ACPeds, which was founded in 2002 and says it has about 600 members, has been designated an anti-LGBTQ hate group by the Southern Poverty Law Center. The group links gender incongruence on its website with mental illness.

When asked to comment on whether the national transgender survey refutes claims made by ACPeds, past president Quentin Van Meter said the group supports the belief that “realigning the personal identity and physical body to accommodate an incongruent gender identity” in youths can cause harm.

Other major medical groups – from the American Medical Association to the American Psychiatric Association – disagree and have lined up in support of gender-affirming care and against bills that criminalize it in recent years.

Hoge says it is a pivotal time to call out entities that push debunked science. “There is a very coordinated and strategic campaign that is good at confusing people. You have these very confusing named organizations that sound reputable,” she said. “But it’s connected to a larger movement that has strong ties to anti-LGBTQ sentiments.”

Misinformation 'dehumanizes' transgender people

Holmes left his South Carolina roots for Ohio in 2020. The Dayton resident says he has been fortunate to find resources to help with his transition, from medical to legal.

Believing people’s stories is crucial, Holmes says. He recalls his first meeting with an endocrinologist who told him to “just talk” – which he did for almost an hour.
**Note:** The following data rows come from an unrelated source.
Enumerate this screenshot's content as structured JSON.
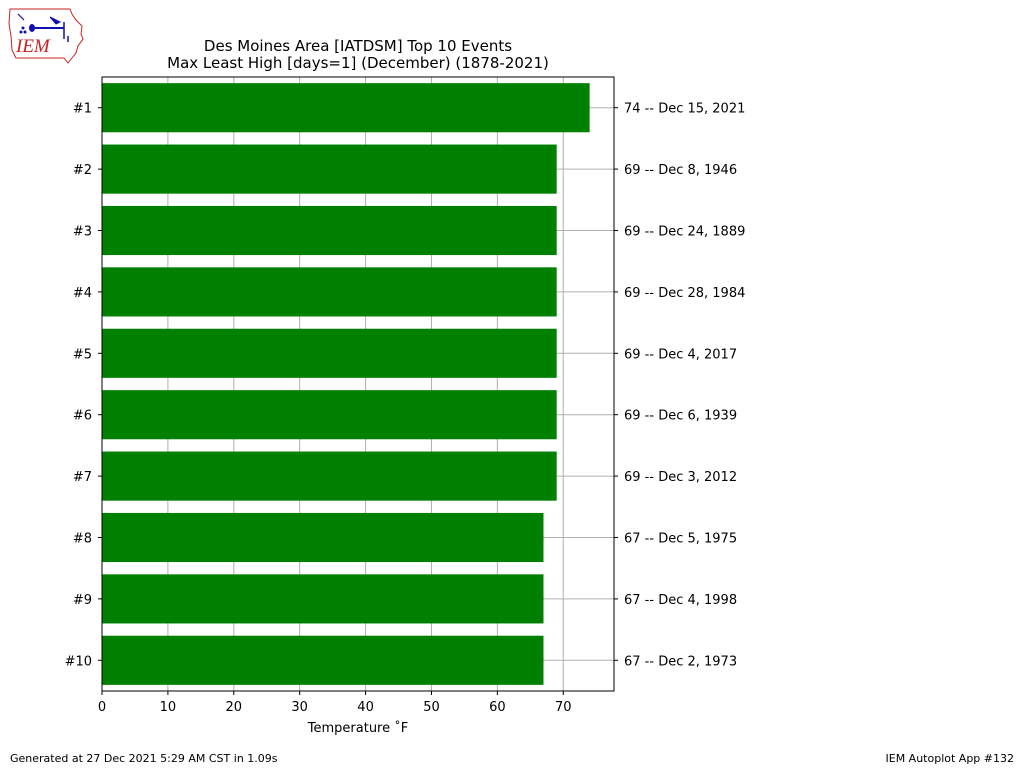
{
  "logo": {
    "text": "IEM",
    "colors": {
      "outline": "#cc2222",
      "symbols": "#1010b0"
    }
  },
  "chart_title": {
    "line1": "Des Moines Area [IATDSM] Top 10 Events",
    "line2": "Max Least High [days=1] (December) (1878-2021)"
  },
  "chart_data": {
    "type": "bar",
    "orientation": "horizontal",
    "title": "Des Moines Area [IATDSM] Top 10 Events\nMax Least High [days=1] (December) (1878-2021)",
    "xlabel": "Temperature ˚F",
    "ylabel": "",
    "xlim": [
      0,
      77.7
    ],
    "xticks": [
      0,
      10,
      20,
      30,
      40,
      50,
      60,
      70
    ],
    "grid": true,
    "bar_color": "#008000",
    "categories": [
      "#1",
      "#2",
      "#3",
      "#4",
      "#5",
      "#6",
      "#7",
      "#8",
      "#9",
      "#10"
    ],
    "values": [
      74,
      69,
      69,
      69,
      69,
      69,
      69,
      67,
      67,
      67
    ],
    "right_labels": [
      "74 -- Dec 15, 2021",
      "69 -- Dec 8, 1946",
      "69 -- Dec 24, 1889",
      "69 -- Dec 28, 1984",
      "69 -- Dec 4, 2017",
      "69 -- Dec 6, 1939",
      "69 -- Dec 3, 2012",
      "67 -- Dec 5, 1975",
      "67 -- Dec 4, 1998",
      "67 -- Dec 2, 1973"
    ]
  },
  "footer": {
    "left": "Generated at 27 Dec 2021 5:29 AM CST in 1.09s",
    "right": "IEM Autoplot App #132"
  }
}
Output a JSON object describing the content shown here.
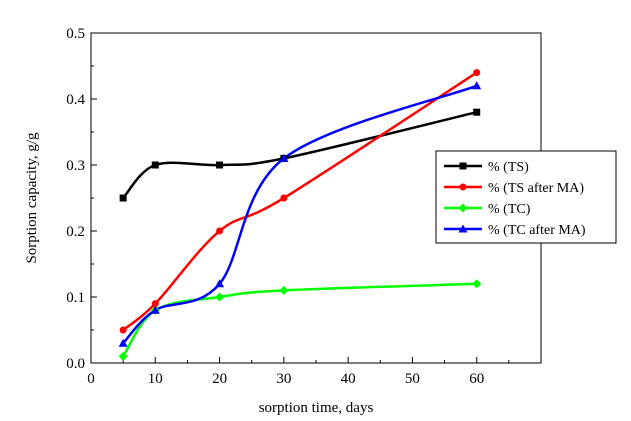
{
  "chart_data": {
    "type": "line",
    "xlabel": "sorption time, days",
    "ylabel": "Sorption capacity, g/g",
    "xlim": [
      0,
      70
    ],
    "ylim": [
      0,
      0.5
    ],
    "x_ticks": [
      "0",
      "10",
      "20",
      "30",
      "40",
      "50",
      "60"
    ],
    "y_ticks": [
      "0.0",
      "0.1",
      "0.2",
      "0.3",
      "0.4",
      "0.5"
    ],
    "grid": false,
    "legend_position": "right",
    "series": [
      {
        "name": "% (TS)",
        "color": "#000000",
        "marker": "square",
        "x": [
          5,
          10,
          20,
          30,
          60
        ],
        "y": [
          0.25,
          0.3,
          0.3,
          0.31,
          0.38
        ]
      },
      {
        "name": "% (TS after MA)",
        "color": "#ff0000",
        "marker": "circle",
        "x": [
          5,
          10,
          20,
          30,
          60
        ],
        "y": [
          0.05,
          0.09,
          0.2,
          0.25,
          0.44
        ]
      },
      {
        "name": "% (TC)",
        "color": "#00ff00",
        "marker": "diamond",
        "x": [
          5,
          10,
          20,
          30,
          60
        ],
        "y": [
          0.01,
          0.08,
          0.1,
          0.11,
          0.12
        ]
      },
      {
        "name": "% (TC after MA)",
        "color": "#0000ff",
        "marker": "triangle",
        "x": [
          5,
          10,
          20,
          30,
          60
        ],
        "y": [
          0.03,
          0.08,
          0.12,
          0.31,
          0.42
        ]
      }
    ]
  }
}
The doctor then told him: “I believe you, and I’m going to help you.”

He also points to “misconceptions” about what it means to be transgender. “We aren’t a monolith. Who I am as a person is not the same as some of my other trans siblings.”

Holmes says he knows there are times when he is the first transgender person someone has met, and his motto is just to “be human to them.” He will hear a familiar response of “well I didn’t know.” His answer: “You aren’t supposed to know.”

That is why the national transgender survey is so significant, he said. Misinformation “dehumanizes us,” he said. “When we can come together and respect and value each other, this is what this does: We have people that are happy. If can make this path, this road a little bit easier for this person, let’s do it. Let people have experiences they thought they could never have.”